J'ai eu comme l'impression de regarder un film hommage à Wong Kar Wai réalisé par un imitateur. Difficile à réaliser mais force est de constater que pour ce film Wong n'était que l'ombre de lui même. Il semblait se forcer à remettre des plans identiques à ses autres films pour prouver au spectateur qu'il s'agissait bien de lui (les ralentis surabondants, les nombreux plans du métro aériens en référence à Fallen angels et Happy together, Jude Law qui boit au ralenti comme Tony Leung dans Chungking express, l'ambiance bar et l'histoire des clés laissées qui rappellent la lettre laissée par Valérie Chow à Faye Wong toujours dans Chungking, Su Lynne en référence à Su Lizhen ou encore Yumeji's theme repris à l'harmonica... et j'en passe).
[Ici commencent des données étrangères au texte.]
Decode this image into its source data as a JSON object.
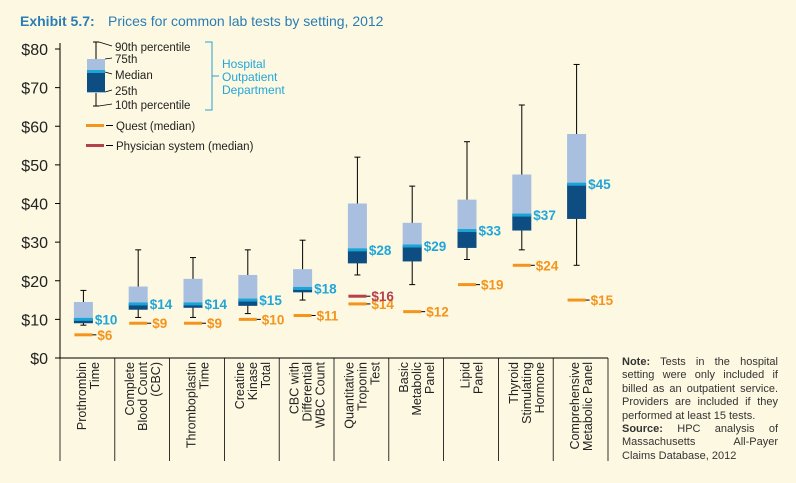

Avec le départ de Chris Doyle, on ne peut que ressentir l'absence de ce qu'il apportait, cette capacité à capturer une idée, une atmosphère avec une facilité déconcertante. Darius Khondji n'a rien à se reprocher, après tout, n'est pas Chris Doyle qui veux. On sent que pour ce premier essai de long-métrage en langue anglaise, WKW a aussi voulu américaniser sa réalisation. Il suffit de voir le montage des scènes comme celle de la partie de cartes (ça nous changera du Mah-jong pour une fois) ou encore la scène en voiture pour le remarquer au point que parfois je me suis pris à faire le rapprochement avec Tony Scott (!).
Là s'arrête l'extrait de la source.